Kennedy and Sabet address what wasn’t said in the NY Times’ front page article about medical marijuana in CA.  Ill Effects of Marijuana To the Editor: By focusing on changes in California marijuana use since 1996, and then citing a controversial study called into question by some leading think tanks and experts in marijuana policy, “Few Problems With Cannabis for California” (front page, Oct. 27) does not reflect the growing reality of marijuana as a public health and safety threat in that state. First, the important year to look at in California isn’t when the medical marijuana initiative passed – 1996 – but rather when it was implemented in the form of “dispensaries,” around 2004. And since then there has been a rise in marijuana use and marketing. Second, the single academic study used to substantiate the article’s thesis can be called into question for many reasons, including its silence about research that does not conform to the authors’ pro-legalization perspective.
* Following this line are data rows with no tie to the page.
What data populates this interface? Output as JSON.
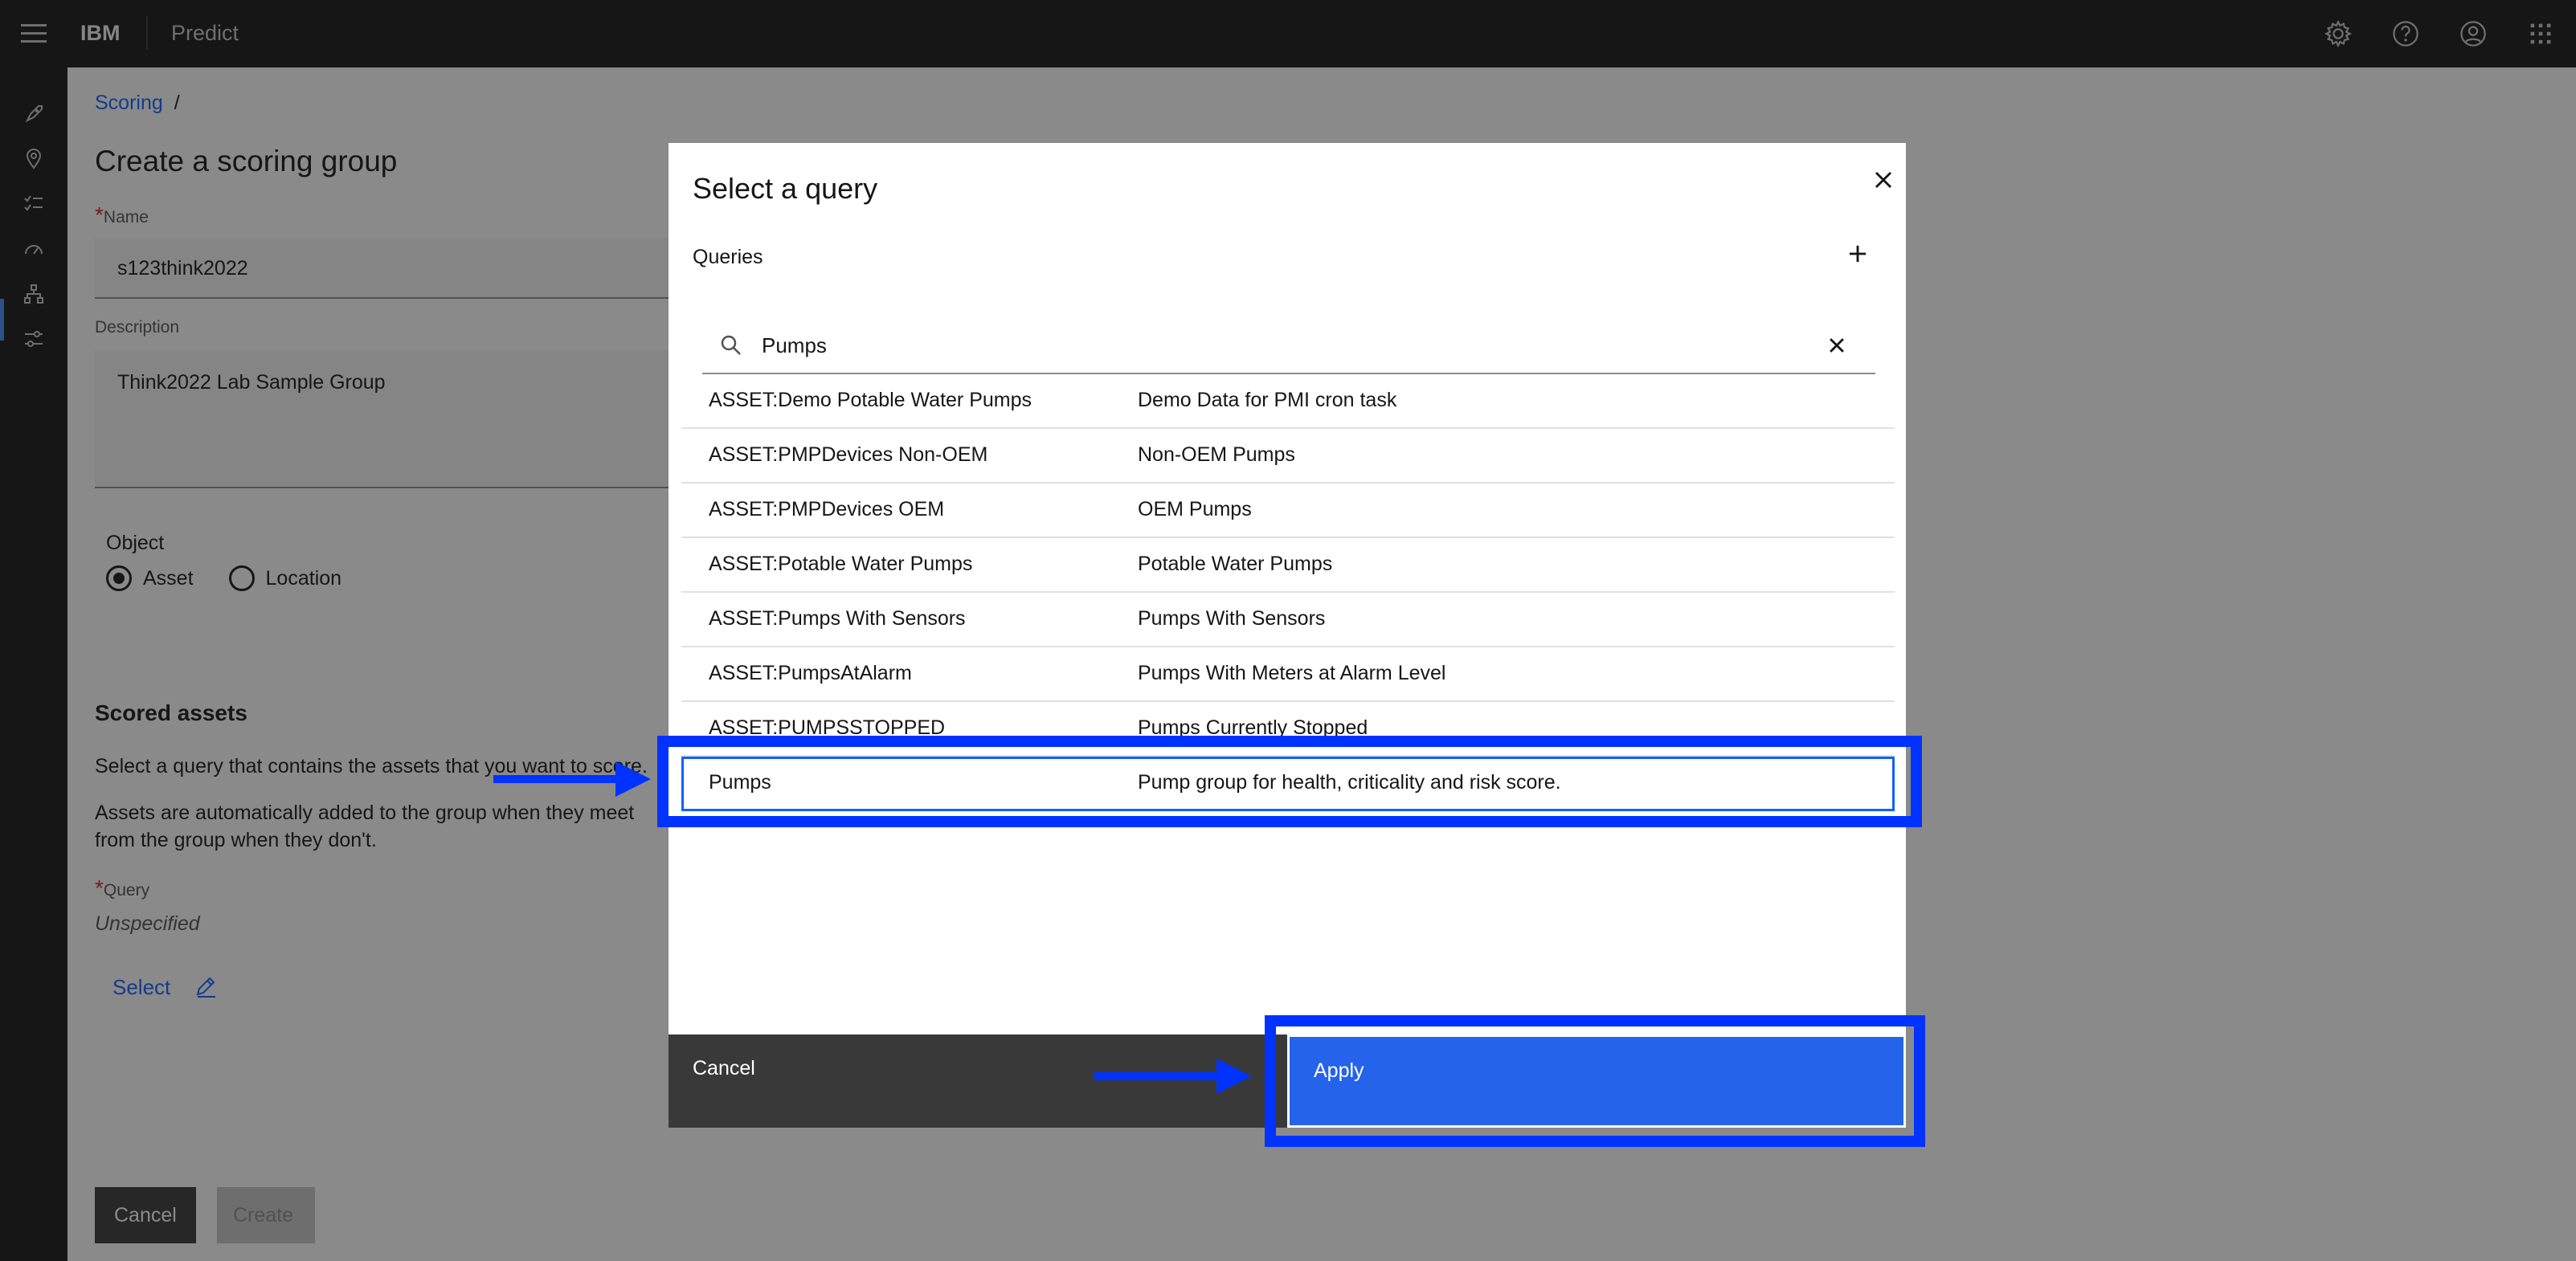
{
  "header": {
    "brand": "IBM",
    "product": "Predict",
    "icons": [
      "settings-icon",
      "help-icon",
      "user-icon",
      "app-switcher-icon"
    ]
  },
  "rail": {
    "icons": [
      "rocket-icon",
      "location-icon",
      "checklist-icon",
      "gauge-icon",
      "hierarchy-icon",
      "sliders-icon"
    ],
    "active": "gauge-icon"
  },
  "page": {
    "breadcrumb": {
      "link": "Scoring",
      "separator": "/"
    },
    "title": "Create a scoring group",
    "name_label": "Name",
    "name_value": "s123think2022",
    "description_label": "Description",
    "description_value": "Think2022 Lab Sample Group",
    "object_label": "Object",
    "object_options": [
      {
        "label": "Asset",
        "selected": true
      },
      {
        "label": "Location",
        "selected": false
      }
    ],
    "scored_assets_title": "Scored assets",
    "scored_assets_help": "Select a query that contains the assets that you want to score.",
    "scored_assets_auto_line1": "Assets are automatically added to the group when they meet",
    "scored_assets_auto_line2": "from the group when they don't.",
    "query_label": "Query",
    "query_value": "Unspecified",
    "select_link": "Select",
    "cancel_button": "Cancel",
    "create_button": "Create"
  },
  "modal": {
    "title": "Select a query",
    "queries_label": "Queries",
    "search_value": "Pumps",
    "rows": [
      {
        "name": "ASSET:Demo Potable Water Pumps",
        "description": "Demo Data for PMI cron task"
      },
      {
        "name": "ASSET:PMPDevices Non-OEM",
        "description": "Non-OEM Pumps"
      },
      {
        "name": "ASSET:PMPDevices OEM",
        "description": "OEM Pumps"
      },
      {
        "name": "ASSET:Potable Water Pumps",
        "description": "Potable Water Pumps"
      },
      {
        "name": "ASSET:Pumps With Sensors",
        "description": "Pumps With Sensors"
      },
      {
        "name": "ASSET:PumpsAtAlarm",
        "description": "Pumps With Meters at Alarm Level"
      },
      {
        "name": "ASSET:PUMPSSTOPPED",
        "description": "Pumps Currently Stopped"
      },
      {
        "name": "Pumps",
        "description": "Pump group for health, criticality and risk score."
      }
    ],
    "selected_row": "Pumps",
    "cancel_button": "Cancel",
    "apply_button": "Apply"
  },
  "colors": {
    "accent": "#0f62fe",
    "apply_bg": "#2563eb",
    "highlight": "#0033ff",
    "header_bg": "#161616"
  }
}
That research finds that legally protecting dispensaries equals more marijuana use and more problems.   Finally, absent from the article was any perspective from educators, prevention groups or treatment centers in California, who have reported that as marijuana has become more normalized and accepted, their work has become harder and, in the case of treatment centers, much more in demand. Also, there was little about the mental or physical health effects of marijuana. Those are not outcomes of marijuana use that should be brushed off, even if bringing them to light hurts the prospects for full legalization in 2016.